Quand on brûle de l'encens au quotidien, on parfume une pièce. Dans le kōdō, on chauffe un éclat de bois précieux sans le brûler, et toute l'attention se porte sur l'écoute du parfum. C'est moins un usage décoratif qu'une pratique d'attention et de présence, proche de la méditation.
Le bois sacré du kōdō est le jinkō, c'est-à-dire le bois d'agar (la même matière que le bois de oud). Sa qualité la plus rare, le kyara, est si précieuse qu'elle a longtemps été valorisée au-dessus de l'or. La tradition classe ces bois selon une grille appelée rikkoku gomi, « six bois, cinq goûts ».

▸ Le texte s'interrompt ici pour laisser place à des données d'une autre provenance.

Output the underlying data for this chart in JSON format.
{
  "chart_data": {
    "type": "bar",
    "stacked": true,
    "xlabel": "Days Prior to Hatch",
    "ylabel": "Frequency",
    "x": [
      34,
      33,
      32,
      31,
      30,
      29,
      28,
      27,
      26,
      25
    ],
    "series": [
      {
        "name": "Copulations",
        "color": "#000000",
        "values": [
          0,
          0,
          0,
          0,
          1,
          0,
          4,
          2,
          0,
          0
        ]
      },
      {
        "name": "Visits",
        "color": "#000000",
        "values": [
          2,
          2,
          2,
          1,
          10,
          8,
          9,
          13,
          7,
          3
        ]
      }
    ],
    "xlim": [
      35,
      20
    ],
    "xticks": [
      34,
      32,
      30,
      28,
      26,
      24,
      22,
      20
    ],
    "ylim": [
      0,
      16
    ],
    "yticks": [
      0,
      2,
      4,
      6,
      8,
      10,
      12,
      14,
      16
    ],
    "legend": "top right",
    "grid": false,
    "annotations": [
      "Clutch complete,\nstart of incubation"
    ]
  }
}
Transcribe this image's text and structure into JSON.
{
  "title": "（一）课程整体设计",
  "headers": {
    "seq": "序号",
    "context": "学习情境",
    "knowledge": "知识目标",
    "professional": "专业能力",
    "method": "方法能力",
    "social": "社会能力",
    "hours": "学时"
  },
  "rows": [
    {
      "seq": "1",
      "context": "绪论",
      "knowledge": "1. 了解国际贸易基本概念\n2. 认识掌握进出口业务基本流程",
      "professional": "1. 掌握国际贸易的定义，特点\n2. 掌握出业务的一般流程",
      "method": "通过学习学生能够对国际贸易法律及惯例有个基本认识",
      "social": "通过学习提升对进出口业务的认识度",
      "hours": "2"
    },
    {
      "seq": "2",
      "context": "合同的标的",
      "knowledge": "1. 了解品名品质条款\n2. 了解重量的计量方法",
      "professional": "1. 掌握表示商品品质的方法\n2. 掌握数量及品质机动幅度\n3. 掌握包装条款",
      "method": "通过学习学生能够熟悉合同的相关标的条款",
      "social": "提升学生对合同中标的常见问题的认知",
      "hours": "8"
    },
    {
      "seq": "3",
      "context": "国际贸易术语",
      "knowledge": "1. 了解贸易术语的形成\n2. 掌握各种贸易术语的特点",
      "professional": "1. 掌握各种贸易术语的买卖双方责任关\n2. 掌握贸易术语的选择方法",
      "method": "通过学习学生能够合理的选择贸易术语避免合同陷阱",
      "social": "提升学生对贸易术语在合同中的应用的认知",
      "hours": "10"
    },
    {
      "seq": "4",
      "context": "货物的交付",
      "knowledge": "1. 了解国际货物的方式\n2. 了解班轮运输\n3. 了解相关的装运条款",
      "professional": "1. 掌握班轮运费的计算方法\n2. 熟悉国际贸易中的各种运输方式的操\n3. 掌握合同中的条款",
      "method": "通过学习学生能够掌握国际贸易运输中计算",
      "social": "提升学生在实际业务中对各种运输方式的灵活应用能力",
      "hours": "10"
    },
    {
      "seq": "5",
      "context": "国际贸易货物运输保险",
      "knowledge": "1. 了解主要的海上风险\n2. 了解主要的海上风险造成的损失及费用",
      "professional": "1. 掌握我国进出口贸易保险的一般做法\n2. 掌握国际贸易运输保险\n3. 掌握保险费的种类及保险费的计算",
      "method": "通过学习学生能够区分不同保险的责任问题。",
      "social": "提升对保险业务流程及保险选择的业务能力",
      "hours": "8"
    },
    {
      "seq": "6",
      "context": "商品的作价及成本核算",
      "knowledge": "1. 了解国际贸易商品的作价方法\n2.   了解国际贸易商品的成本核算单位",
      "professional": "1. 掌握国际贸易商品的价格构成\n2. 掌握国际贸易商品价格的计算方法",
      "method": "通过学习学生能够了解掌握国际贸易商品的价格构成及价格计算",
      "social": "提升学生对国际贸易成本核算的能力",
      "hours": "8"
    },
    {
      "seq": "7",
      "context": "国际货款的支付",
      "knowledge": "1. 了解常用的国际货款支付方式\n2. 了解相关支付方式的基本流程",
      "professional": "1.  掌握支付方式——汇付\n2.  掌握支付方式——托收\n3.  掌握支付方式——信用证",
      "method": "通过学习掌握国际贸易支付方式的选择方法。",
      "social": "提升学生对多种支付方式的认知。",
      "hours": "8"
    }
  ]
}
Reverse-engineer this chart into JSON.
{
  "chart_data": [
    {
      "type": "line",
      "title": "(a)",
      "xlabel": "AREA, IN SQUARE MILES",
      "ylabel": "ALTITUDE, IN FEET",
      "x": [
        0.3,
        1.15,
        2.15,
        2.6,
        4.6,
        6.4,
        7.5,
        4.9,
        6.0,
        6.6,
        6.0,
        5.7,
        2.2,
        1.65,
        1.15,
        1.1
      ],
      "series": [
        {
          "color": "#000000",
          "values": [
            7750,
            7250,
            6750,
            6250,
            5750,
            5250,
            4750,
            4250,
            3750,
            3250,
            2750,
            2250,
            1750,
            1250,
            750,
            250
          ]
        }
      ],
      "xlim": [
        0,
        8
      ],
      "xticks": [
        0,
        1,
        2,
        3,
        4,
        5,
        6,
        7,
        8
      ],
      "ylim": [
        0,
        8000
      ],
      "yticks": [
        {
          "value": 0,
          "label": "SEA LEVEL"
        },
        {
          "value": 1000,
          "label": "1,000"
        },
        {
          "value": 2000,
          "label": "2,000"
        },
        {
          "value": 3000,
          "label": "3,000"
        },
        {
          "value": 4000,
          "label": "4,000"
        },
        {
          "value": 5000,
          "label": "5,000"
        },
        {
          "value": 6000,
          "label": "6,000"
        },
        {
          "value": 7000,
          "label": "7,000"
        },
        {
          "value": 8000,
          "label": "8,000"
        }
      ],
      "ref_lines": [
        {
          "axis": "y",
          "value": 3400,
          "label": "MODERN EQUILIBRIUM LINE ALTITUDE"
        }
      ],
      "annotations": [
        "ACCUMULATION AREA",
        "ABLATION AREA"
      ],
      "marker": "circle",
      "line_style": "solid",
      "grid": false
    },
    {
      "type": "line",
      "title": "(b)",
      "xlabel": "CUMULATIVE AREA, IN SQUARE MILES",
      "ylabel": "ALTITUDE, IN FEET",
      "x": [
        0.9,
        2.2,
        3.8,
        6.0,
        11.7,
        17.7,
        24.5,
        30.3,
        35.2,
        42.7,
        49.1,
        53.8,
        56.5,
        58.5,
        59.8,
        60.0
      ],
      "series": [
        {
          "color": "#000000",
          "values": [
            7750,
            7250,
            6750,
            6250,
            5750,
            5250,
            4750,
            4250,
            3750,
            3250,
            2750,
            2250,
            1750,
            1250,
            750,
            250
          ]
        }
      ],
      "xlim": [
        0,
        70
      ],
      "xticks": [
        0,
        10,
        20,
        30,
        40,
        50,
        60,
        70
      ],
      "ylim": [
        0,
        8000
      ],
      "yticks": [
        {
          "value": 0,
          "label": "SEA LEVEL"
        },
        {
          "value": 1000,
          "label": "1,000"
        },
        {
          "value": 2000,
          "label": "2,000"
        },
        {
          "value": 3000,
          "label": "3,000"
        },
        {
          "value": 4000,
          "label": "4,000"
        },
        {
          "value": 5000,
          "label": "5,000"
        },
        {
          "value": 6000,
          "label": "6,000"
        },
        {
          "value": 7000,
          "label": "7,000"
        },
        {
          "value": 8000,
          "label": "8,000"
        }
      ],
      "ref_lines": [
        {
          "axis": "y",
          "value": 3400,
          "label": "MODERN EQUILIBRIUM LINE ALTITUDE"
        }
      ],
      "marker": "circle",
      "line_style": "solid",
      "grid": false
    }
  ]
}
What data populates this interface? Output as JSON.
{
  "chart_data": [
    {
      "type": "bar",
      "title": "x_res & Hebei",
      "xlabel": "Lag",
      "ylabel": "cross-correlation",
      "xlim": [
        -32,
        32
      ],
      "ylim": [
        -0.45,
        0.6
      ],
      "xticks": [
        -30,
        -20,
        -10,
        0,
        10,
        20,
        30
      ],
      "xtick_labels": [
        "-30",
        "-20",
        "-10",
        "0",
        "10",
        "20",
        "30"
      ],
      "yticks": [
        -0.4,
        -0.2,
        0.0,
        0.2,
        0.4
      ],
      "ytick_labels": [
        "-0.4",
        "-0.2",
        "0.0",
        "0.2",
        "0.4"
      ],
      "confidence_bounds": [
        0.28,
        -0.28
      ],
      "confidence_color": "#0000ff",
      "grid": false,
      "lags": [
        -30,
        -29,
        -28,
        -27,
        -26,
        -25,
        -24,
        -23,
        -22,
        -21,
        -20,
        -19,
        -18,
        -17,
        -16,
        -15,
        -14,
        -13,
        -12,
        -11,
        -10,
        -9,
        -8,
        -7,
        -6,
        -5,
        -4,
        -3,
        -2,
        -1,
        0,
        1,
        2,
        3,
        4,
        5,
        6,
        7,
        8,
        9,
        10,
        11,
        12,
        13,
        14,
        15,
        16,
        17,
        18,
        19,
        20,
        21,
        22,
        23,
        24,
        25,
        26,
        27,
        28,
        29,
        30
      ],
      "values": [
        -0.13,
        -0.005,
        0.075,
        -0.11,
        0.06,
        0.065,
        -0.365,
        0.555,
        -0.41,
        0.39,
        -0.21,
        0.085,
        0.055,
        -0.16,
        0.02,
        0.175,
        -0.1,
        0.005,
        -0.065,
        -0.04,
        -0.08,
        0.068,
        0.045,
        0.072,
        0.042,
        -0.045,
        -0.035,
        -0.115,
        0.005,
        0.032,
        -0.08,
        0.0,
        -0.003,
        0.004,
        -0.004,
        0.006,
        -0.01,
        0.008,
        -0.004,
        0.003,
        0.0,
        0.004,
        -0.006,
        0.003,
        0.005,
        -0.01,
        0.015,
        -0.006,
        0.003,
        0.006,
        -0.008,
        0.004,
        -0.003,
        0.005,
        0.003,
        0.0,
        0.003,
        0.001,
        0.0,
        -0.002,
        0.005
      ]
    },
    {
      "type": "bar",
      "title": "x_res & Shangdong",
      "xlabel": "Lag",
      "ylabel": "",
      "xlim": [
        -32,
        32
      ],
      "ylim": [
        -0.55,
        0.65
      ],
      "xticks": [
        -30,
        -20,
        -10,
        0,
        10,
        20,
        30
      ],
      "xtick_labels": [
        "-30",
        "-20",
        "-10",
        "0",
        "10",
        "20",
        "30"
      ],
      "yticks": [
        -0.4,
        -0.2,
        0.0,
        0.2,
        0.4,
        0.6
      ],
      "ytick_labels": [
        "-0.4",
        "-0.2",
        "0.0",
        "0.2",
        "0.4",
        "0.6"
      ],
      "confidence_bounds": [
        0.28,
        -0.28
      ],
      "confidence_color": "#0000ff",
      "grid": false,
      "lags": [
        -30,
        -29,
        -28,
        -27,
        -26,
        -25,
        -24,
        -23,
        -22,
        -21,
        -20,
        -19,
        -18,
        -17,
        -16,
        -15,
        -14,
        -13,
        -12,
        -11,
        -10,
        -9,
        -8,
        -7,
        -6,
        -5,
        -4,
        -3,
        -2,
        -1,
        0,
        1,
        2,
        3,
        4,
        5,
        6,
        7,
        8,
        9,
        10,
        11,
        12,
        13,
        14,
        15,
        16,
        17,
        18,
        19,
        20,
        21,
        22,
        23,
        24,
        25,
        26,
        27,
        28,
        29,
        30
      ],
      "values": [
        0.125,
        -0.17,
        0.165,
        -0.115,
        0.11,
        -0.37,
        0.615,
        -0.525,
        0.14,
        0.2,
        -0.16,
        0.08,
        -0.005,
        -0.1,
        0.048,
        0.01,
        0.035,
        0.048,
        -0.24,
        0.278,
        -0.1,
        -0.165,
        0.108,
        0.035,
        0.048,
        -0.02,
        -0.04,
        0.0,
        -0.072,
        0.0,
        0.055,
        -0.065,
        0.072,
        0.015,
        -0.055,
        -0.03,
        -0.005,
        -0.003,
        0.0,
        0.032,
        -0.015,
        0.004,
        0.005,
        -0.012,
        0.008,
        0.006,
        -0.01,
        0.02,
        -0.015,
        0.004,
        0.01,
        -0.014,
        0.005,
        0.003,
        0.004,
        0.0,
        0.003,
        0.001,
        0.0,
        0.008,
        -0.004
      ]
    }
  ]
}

Oui, dans son esprit. Sans reproduire le cérémonial complet des écoles, on peut chauffer un bois d'agar de qualité sur un brûleur électrique (l'équivalent moderne de la chauffe indirecte), l'approcher du visage et « écouter » son parfum. L'essentiel est l'intention : ralentir et prêter attention.
Le texte des « dix vertus de l'encens » (kōjūtoku) est attribué au lettré chinois Huang Tingjian (1045–1105). La tradition veut qu'il ait ensuite été transmis au Japon par le moine zen Ikkyū, mais cette transmission relève davantage de la légende que du fait historique documenté.
Oui. La forte demande a entraîné une surexploitation des arbres Aquilaria. Le bois d'agar est inscrit à l'annexe II de la CITES (depuis 1995 pour Aquilaria malaccensis, 2005 pour tout le genre), et plusieurs espèces sont classées en danger critique par l'UICN. D'où l'importance de choisir un bois à l'origine claire et responsable.
Ce sont les mêmes caractères, 香道, lus différemment : « kōdō » en japonais, « xiangdao » en chinois — la « voie de l'encens » de part et d'autre. Les deux traditions partagent l'amour du bois d'agar et du rituel lent, avec des codes propres à chaque culture.